W wymienionych stanach faktycznych zachodzi tożsamość sprawcy, jednakże nie może być mowy o tożsamości czynu. W uchwale z 15 czerwca 2007 r. I KZP 15/07 Sąd Najwyższy wywiódł, co następuje: Nie jest przypadkiem, że w art. 12 k.k. ustawodawca użył terminu: „czyn zabroniony”, a nie po prostu „czyn”, jak w art. 11 par. 1 k.k.; uczynił to dla podkreślenia, że w art. 12 k.k. chodzi o byt prawny, o prawną (sztuczną) jedność czynu, nie zaś o czyn w znaczeniu ontologicznym. „Zachowania”, o których mowa w art. 12 k.k., są więc niczym innym jak „czynami” w znaczeniu ontologicznym, które ustawodawca każe sądowi łączyć w węzeł prawnej konstrukcji „jednego czynu zabronionego”. W prawnym znaczeniu czyn ciągły stanowi jedność bez względu na to, ile zachowań obejmuje swym zakresem. Absurdem byłoby przyjęcie, że pojedyncze zachowanie wchodzące w skład konstrukcji prawnej czynu ciągłego jest tym samym, co czyn ciągły. Jak pamiętamy, tożsamość czynu jest warunkiem koniecznym do zastosowania przepisu art. 17 par. 1 pkt 7 k.p.k. Dodatkowo można postawić retoryczne pytanie, czy ten sam czyn można popełnić w różnym czasie? Gdyż w innym czasie zostanie dokonane przestępstwo czynem ciągłym, a w innym zachowania wchodzące w skład czynu. Odnosząc się do czasu popełnienia czynu ciągłego, którym jest czas obejmujący wszystkie zachowania zakwalifikowane jako przestępstwo popełnione czynem ciągłym, należy podnieść dodatkowy argument. Otóż reguła res iudicata nie może sięgać w przyszłość, czyli obejmować swym działaniem czynu, którego jeszcze nie popełniono. Sprawca, popełniając poszczególne wykroczenia, za które ponosi każdorazowo odpowiedzialność, jest dopiero w trakcie popełnienia przestępstwa czynem ciągłym (zob. J. Giezek, O powadze rzeczy osądzonej w ramach konstrukcji czynu ciągłego. Uwagi na marginesie uchwały SN z 15 czerwca 2007 r., Czasopismo Prawa Karnego i Nauk Penalnych, rok XII: 2008, z. 1). Ponadto w uchwale z 15 czerwca 2007 r. I KZP 15/07 Sąd Najwyższy wywiódł: skoro konstrukcja jednego czynu zabronionego, o którym mowa w art. 12 k.k., egzystować może w przestrzeni prawnej tylko o tyle, o ile przyjęto ją w orzeczeniu sądu, zatem nie może być mowy o powadze rzeczy osądzonej w wyniku uprawomocnienia się innego orzeczenia niż takie, w którym prawomocnie przypisano sprawcy czyn ciągły.

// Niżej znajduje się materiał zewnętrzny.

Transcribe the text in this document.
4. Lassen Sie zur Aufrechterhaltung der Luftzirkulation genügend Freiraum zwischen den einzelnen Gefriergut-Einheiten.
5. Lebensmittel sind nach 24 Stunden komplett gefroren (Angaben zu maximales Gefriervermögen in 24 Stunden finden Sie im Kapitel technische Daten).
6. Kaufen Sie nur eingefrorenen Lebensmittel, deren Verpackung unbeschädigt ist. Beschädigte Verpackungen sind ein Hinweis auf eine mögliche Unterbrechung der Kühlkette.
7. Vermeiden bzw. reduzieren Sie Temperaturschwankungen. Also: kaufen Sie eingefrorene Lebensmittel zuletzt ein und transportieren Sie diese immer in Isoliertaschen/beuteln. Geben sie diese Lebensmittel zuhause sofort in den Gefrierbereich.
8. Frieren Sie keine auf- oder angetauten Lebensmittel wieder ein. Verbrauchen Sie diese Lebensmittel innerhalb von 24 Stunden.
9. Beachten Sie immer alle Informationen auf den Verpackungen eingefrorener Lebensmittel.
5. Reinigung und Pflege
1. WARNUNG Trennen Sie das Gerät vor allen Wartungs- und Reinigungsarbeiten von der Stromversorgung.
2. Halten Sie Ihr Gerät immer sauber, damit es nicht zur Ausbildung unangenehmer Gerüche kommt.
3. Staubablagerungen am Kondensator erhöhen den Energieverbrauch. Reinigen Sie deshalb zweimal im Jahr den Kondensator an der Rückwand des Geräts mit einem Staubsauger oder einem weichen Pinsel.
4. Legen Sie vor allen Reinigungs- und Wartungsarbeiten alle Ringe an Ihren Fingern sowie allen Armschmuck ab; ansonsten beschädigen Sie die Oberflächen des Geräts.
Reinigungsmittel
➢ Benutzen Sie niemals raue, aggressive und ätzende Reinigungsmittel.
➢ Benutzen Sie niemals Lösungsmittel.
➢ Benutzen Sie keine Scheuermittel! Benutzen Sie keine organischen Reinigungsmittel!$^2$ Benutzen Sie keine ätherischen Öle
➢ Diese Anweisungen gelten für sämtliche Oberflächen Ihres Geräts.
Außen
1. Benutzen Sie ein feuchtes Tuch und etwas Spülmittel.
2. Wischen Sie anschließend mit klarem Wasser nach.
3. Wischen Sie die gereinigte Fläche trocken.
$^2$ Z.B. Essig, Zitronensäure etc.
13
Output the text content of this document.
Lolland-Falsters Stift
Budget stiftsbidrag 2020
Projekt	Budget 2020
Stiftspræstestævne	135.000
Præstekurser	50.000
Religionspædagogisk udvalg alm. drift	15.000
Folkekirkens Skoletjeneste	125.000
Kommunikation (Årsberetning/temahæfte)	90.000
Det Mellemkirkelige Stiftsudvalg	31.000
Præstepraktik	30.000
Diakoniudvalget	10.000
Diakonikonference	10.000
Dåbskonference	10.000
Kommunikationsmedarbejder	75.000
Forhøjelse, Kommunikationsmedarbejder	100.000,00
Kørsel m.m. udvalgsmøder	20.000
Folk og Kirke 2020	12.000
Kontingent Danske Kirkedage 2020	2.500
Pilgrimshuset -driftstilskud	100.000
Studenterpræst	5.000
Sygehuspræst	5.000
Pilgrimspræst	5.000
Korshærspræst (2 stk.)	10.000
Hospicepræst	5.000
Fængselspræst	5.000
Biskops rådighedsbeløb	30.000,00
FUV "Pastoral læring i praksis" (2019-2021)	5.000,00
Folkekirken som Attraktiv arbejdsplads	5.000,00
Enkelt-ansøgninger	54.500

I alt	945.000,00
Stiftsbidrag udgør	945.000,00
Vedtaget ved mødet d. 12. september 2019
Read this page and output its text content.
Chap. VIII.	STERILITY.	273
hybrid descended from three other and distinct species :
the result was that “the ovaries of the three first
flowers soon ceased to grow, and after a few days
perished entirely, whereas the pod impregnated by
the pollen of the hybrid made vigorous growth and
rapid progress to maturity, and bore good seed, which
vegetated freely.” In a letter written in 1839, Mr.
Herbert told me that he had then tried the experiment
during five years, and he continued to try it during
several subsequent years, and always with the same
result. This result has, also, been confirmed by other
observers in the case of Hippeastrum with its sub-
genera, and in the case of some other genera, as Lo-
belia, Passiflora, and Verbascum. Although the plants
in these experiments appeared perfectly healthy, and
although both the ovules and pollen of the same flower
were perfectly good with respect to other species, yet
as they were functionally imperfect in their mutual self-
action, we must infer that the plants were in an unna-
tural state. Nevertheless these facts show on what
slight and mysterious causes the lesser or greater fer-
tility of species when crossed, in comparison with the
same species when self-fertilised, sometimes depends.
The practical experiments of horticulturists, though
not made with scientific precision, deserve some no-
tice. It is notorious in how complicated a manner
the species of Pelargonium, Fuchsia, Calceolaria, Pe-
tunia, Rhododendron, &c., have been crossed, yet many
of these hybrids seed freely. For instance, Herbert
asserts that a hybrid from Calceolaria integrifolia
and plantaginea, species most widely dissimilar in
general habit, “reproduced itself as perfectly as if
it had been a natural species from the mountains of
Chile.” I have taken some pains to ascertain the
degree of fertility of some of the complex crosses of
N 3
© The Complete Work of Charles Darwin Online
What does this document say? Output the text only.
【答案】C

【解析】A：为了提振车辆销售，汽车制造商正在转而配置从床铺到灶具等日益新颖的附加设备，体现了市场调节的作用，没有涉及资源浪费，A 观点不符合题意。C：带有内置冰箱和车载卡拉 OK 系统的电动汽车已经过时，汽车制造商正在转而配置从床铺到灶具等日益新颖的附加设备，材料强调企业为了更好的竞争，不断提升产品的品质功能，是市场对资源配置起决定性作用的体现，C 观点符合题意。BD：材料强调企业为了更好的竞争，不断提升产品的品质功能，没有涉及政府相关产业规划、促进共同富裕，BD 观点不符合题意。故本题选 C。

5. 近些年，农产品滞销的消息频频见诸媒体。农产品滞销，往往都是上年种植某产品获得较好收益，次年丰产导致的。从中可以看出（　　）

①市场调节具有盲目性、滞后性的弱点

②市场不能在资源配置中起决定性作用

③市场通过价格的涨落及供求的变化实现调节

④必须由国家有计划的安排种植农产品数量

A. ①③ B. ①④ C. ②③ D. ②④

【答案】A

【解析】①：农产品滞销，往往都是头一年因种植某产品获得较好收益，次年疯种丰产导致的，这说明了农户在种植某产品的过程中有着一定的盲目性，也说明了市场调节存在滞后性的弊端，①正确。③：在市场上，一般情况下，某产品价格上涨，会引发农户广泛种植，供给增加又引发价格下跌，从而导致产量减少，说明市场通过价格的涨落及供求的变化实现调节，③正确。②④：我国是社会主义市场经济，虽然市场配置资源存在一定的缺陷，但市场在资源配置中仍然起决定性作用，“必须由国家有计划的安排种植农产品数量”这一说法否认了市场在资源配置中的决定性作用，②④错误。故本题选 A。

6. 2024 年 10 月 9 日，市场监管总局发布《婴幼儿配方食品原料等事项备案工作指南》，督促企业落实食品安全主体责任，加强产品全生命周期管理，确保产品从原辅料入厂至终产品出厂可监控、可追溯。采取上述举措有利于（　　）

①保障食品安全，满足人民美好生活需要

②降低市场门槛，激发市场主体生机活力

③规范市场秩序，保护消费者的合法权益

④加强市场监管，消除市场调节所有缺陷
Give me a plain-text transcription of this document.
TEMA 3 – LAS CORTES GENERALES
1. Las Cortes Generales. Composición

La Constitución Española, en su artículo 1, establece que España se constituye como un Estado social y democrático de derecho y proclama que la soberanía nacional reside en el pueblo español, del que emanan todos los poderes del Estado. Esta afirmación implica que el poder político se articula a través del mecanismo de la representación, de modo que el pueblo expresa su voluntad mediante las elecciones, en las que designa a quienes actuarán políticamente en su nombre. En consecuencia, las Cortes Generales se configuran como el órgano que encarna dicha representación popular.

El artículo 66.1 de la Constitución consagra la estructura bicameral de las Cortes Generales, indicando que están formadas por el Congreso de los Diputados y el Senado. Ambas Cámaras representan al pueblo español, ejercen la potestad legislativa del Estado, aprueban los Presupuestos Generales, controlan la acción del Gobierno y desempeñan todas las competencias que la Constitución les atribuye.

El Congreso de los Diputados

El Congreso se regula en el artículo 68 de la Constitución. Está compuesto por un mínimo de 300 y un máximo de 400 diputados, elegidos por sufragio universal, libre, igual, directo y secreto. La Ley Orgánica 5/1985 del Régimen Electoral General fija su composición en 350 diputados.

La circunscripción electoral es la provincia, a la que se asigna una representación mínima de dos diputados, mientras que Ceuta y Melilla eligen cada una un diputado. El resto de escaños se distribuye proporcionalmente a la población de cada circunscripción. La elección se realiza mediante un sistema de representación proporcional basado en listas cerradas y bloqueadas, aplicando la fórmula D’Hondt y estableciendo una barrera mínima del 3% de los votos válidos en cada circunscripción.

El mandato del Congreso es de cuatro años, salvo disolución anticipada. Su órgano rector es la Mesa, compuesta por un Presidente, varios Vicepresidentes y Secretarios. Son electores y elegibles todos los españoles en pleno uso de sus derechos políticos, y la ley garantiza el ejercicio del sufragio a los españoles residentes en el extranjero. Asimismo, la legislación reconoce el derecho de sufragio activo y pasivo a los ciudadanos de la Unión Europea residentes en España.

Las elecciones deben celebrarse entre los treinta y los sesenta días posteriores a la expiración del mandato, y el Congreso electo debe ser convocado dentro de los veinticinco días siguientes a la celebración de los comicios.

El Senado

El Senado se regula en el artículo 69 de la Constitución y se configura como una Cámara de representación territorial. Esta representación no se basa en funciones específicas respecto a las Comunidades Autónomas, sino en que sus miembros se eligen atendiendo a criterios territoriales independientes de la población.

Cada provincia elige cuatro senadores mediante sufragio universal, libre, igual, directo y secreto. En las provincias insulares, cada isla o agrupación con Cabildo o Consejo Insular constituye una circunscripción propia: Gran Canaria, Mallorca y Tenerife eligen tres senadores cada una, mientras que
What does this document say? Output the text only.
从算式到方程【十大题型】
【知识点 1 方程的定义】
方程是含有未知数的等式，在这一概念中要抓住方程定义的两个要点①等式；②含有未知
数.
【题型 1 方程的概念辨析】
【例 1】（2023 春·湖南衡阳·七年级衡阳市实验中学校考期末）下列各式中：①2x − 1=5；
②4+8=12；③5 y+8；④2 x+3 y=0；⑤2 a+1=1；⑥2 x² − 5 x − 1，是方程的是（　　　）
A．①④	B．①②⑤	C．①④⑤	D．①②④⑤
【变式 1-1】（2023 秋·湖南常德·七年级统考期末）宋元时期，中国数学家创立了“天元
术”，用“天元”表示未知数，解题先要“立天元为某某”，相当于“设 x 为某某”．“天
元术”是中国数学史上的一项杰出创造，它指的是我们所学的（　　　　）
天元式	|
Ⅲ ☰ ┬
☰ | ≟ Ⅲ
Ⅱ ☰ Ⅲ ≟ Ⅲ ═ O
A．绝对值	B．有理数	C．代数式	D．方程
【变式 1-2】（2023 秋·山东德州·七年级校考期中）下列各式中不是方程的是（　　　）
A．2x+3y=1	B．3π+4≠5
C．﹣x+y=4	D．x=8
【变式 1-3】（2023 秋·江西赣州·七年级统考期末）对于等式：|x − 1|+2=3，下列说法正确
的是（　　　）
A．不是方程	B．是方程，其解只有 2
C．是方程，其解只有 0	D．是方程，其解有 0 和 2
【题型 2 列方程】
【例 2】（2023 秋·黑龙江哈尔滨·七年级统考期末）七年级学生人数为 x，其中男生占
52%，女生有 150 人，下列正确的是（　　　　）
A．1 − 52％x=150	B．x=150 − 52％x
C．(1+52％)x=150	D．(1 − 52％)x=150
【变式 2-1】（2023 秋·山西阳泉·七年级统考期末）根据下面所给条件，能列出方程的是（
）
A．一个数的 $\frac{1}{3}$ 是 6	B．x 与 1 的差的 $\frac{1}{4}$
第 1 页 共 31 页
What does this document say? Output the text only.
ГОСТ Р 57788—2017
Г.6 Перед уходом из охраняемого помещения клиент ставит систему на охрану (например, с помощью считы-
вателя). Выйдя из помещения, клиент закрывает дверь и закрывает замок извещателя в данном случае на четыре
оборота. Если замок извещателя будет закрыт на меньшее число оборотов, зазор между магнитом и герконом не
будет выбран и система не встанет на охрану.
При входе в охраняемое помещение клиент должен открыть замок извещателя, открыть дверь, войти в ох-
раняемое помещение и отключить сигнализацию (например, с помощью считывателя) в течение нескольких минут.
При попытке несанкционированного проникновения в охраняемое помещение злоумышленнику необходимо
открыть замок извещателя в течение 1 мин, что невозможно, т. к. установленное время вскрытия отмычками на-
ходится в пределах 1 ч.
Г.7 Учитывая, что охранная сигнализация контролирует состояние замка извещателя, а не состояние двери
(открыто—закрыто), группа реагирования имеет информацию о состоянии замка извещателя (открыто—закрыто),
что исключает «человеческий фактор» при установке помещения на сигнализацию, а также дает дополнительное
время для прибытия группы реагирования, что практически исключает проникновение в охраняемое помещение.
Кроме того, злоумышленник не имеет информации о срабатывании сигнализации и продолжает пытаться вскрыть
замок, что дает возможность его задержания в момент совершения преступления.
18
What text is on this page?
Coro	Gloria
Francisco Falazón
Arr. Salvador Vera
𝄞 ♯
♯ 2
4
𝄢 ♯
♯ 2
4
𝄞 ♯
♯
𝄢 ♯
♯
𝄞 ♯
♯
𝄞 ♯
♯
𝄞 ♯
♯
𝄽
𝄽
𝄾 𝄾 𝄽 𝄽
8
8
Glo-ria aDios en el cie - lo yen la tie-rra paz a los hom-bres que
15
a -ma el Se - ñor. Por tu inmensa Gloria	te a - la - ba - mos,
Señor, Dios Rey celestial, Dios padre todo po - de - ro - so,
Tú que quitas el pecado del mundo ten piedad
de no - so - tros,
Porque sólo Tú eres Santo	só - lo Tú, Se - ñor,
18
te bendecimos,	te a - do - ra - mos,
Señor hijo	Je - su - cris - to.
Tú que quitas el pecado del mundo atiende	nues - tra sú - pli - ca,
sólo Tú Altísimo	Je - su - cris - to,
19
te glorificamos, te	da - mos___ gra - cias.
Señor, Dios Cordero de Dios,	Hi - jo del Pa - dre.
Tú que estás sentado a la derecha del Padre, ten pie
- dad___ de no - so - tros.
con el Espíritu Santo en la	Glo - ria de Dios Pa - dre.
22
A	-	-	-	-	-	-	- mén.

Wobec powyższego należy stwierdzić, że na podstawie obowiązującego kodeksu karnego skarbowego uprzednie prawomocne rozstrzygnięcie odpowiedzialności za popełnienie wykroczenia, które jest elementem czynu ciągłego, nie stanowi przeszkody do wszczęcia i prowadzenia postępowania karnego przeciwko tej samej osobie o przestępstwo, na które składa się zachowanie zakwalifikowane i wcześniej osądzone jako wykroczenie (zob. post. SN z 29 stycznia 2004 r., I KZP 40/03, OSNKW 2004, nr 2, poz. 22, K. Sychta, glosa do post. SN z 29 stycznia 2004 r., I KZP 40/03 teza nr 3, 4).
Na marginesie należy dodać, że postępowanie mandatowe stosowane w przedmiotowych sprawach przez Służbę Celną nie stanowi postępowania karnego w myśl przepisu art. 17 par. 1 pkt 7 k.p.k. (zob. post. SN z 29 stycznia 2004 r., I KZP 40/03).

Duża społeczna szkodliwość nielegalnego obrotu towarami akcyzowymi zmusza do podjęcia z nim skutecznej walki. Przy tak wysokim stopniu społecznej szkodliwości nie ma miejsca na błędną kwalifikację prawną zarzucanych sprawcy czynów. Zastosowanie w praktyce przedstawionych w niniejszym artykule rozwiązań prawnych otwiera funkcjonariuszom zwalczającym proceder nielegalnej sprzedaży wyrobów akcyzowych możliwość realnej walki z przestępcami, którzy uchylają się od odpowiedzialności karnej, stosując wskazaną metodę.